Radiation therapy was the next step.
Radiation treatments in the head and neck can be challenging because the area contains many critical structures.
One part of the process stood out vividly for Brown: the radiation mask, a custom device that holds a patient’s head and shoulders completely still during treatment.
“You’re locked down, and you can’t move,” Brown said. “It only lasts about 10 minutes, but it feels like two hours, and for someone who was already claustrophobic, it was my least favorite part.”
Still, he kept showing up for every appointment and every treatment.
Chemotherapy was also discussed as part of his treatment plan. But one potential side effect gave Brown pause — nerve damage that could affect hand function.
For someone whose life revolved around playing guitar, that risk was too high. He had already lost his voice. He couldn’t lose playing, too.
Brown decided against chemotherapy and instead moved forward with other treatments. Then his care team considered another option, immunotherapy.
Because MCI is part of an academic health system, physicians can evaluate emerging treatment approaches. Brown said his oncologist was transparent about the uncertainty related to new therapies.
“Dr. Cameron told me, ‘I don’t have data that says this works for your cancer,’” Brown said. “But he also said it had been working well for other cancers and that it might help.”

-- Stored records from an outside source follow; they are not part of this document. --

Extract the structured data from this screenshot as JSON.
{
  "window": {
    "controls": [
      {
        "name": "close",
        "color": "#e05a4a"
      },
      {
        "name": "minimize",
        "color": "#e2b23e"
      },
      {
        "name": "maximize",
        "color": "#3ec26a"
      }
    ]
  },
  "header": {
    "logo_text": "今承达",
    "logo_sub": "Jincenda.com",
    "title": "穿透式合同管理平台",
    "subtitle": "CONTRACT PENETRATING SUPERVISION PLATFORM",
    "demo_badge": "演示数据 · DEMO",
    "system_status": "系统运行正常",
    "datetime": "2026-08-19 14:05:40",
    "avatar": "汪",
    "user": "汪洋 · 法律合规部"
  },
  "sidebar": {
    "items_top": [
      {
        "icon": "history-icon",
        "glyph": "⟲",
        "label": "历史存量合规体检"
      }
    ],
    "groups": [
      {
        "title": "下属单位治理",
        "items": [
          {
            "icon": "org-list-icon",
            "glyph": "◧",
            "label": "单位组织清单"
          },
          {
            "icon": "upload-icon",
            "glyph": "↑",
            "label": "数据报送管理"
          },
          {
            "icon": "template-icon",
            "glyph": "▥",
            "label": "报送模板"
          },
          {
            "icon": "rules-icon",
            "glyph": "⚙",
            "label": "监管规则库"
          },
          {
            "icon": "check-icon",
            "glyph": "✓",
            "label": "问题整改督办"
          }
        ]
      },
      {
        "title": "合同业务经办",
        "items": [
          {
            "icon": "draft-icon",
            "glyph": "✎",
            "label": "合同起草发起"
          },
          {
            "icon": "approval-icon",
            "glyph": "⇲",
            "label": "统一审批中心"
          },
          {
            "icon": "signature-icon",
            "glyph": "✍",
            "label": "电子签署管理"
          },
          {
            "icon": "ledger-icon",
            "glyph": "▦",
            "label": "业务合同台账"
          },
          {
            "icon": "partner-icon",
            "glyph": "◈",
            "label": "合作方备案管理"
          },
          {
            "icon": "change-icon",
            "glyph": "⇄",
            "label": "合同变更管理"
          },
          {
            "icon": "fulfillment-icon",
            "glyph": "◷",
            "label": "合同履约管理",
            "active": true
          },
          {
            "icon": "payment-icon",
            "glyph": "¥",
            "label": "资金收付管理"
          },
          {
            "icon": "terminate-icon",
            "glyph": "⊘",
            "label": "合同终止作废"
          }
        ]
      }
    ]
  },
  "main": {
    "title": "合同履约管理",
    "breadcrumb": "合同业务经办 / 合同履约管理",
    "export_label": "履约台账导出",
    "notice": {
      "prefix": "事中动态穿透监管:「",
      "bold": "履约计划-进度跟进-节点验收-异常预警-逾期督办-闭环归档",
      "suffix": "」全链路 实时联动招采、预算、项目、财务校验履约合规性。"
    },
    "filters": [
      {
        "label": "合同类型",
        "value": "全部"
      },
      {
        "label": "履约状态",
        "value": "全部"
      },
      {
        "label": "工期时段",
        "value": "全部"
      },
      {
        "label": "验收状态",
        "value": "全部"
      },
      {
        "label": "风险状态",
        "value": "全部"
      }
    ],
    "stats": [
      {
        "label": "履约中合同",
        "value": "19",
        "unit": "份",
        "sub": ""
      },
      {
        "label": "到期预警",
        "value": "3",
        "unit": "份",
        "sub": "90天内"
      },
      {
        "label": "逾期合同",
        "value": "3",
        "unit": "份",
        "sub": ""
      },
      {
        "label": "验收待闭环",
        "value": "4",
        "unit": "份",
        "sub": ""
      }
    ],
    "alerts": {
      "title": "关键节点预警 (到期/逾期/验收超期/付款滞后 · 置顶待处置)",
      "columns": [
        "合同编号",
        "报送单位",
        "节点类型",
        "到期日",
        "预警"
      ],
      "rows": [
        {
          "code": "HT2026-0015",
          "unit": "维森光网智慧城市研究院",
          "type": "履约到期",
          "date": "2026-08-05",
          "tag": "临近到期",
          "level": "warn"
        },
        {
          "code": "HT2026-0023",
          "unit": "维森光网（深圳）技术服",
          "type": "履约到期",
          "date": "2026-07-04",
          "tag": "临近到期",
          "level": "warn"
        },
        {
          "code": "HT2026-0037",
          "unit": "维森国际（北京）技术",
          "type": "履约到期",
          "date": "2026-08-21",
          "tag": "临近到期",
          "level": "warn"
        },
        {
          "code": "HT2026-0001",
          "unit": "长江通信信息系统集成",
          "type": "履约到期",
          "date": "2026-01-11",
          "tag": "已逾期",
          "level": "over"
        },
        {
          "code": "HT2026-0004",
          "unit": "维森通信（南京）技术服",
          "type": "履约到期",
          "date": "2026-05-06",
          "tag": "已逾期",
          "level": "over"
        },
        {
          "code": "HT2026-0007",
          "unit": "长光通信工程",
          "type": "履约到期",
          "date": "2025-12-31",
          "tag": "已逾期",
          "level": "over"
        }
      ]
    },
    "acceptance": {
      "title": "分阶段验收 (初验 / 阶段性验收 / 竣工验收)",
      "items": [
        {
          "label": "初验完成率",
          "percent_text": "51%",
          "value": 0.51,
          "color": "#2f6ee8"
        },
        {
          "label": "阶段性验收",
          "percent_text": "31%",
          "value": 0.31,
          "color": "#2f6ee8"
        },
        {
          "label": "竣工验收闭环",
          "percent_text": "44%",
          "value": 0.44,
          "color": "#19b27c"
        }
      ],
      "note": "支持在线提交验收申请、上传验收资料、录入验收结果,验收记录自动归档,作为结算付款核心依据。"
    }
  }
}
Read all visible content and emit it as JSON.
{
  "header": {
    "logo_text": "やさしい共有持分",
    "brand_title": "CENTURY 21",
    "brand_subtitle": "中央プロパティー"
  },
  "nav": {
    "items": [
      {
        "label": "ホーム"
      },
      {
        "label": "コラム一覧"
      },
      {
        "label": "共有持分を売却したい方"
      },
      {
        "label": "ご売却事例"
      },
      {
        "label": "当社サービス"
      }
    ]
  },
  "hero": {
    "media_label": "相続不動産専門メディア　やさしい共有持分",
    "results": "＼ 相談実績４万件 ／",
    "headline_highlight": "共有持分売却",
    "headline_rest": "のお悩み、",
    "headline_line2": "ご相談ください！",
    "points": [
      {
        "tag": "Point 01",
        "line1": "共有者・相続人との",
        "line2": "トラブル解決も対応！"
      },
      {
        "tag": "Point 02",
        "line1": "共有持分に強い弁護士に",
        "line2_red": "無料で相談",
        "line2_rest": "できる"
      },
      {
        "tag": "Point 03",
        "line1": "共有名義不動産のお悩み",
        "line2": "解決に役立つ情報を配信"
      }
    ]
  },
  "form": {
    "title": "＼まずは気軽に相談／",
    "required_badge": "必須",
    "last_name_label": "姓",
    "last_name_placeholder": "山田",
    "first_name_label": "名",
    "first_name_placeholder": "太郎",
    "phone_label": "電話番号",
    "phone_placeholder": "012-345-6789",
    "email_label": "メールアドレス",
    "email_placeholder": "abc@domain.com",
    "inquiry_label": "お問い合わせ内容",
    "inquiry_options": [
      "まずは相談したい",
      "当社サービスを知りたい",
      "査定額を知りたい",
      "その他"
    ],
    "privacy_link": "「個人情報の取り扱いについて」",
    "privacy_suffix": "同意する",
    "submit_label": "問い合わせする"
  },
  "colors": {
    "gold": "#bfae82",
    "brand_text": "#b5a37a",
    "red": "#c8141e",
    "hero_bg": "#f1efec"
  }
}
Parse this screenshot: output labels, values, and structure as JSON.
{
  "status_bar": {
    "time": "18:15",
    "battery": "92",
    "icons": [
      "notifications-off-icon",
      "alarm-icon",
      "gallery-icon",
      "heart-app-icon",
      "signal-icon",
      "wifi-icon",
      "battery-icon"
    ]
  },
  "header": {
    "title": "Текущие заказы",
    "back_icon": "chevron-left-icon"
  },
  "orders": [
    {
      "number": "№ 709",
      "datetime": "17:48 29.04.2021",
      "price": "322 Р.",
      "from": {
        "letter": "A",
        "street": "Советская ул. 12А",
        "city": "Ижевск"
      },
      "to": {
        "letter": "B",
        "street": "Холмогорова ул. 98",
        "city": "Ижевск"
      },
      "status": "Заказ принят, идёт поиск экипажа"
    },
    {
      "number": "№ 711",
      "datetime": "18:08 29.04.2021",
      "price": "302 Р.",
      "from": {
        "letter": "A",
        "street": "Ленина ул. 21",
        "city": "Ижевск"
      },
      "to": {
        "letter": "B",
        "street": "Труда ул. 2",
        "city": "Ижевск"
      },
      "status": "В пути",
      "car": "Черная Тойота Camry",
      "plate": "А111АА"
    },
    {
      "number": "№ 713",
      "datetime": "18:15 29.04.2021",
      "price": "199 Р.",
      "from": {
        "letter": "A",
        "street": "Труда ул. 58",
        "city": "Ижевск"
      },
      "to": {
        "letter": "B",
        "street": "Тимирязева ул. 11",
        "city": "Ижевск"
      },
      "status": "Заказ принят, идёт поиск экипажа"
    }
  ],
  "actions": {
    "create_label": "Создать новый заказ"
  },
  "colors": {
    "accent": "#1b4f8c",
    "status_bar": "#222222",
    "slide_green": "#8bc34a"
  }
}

In March 2024, Brown began immunotherapy with pembrolizumab (Keytruda), a drug designed to help the immune system recognize and attack cancer cells. He also started taking the targeted therapy lenvatinib (Lenvima).
As treatment continued, new tumors occasionally appeared in different areas of his body. Radiation was used to target those spots as they developed.
“At times it felt like playing Whac-A-Mole,” Brown said. “One tumor would pop up somewhere, they’d radiate it; then another one would show up somewhere else.”
Radiation treatments were used to target tumors in the lungs and abdominal wall, while immunotherapy worked throughout the body.
Through surgery, radiation and immunotherapy, Brown refused to walk away from music. Instead, he reinvented how he performs.
Because he could no longer sing, he began using looping technology to layer guitar parts during live shows, creating a full instrumental sound.
“I had to adapt,” Brown said. “Thank goodness for technology.”
The change altered his career. Some venues stopped booking him without vocals, while others embraced the instrumental format. During the week, he also found work teaching music to students of all ages.
Music remains the center of his life.
“Music is energy,” Brown said. “Even if you don’t understand the words, you can feel the emotion in it.”
Today, Brown continues immunotherapy and undergoes PET scans every three months. Recently, those scans have shown no clear evidence of active cancer.
For a disease historically associated with survival measured in months, that outcome is highly unusual.
“It’s honestly surprising,” Jones said. “At two years, only about 10% to 20% of patients with this disease would still be alive.
Brown passed that milestone in October.
“Statistics describe averages, not individuals,” Cameron said.
For Brown, the biggest victory isn’t a statistic or a scan result. It’s the simple fact that he’s still here.
“MCI gave me a chance,” Brown said. “They tried something new when we didn’t know if it would work, and it ended up saving my life.”
On many evenings along the Gulf Coast, the sound of his guitar still fills the room — a different kind of performance than before, but one that carries the same energy he has always shared through music.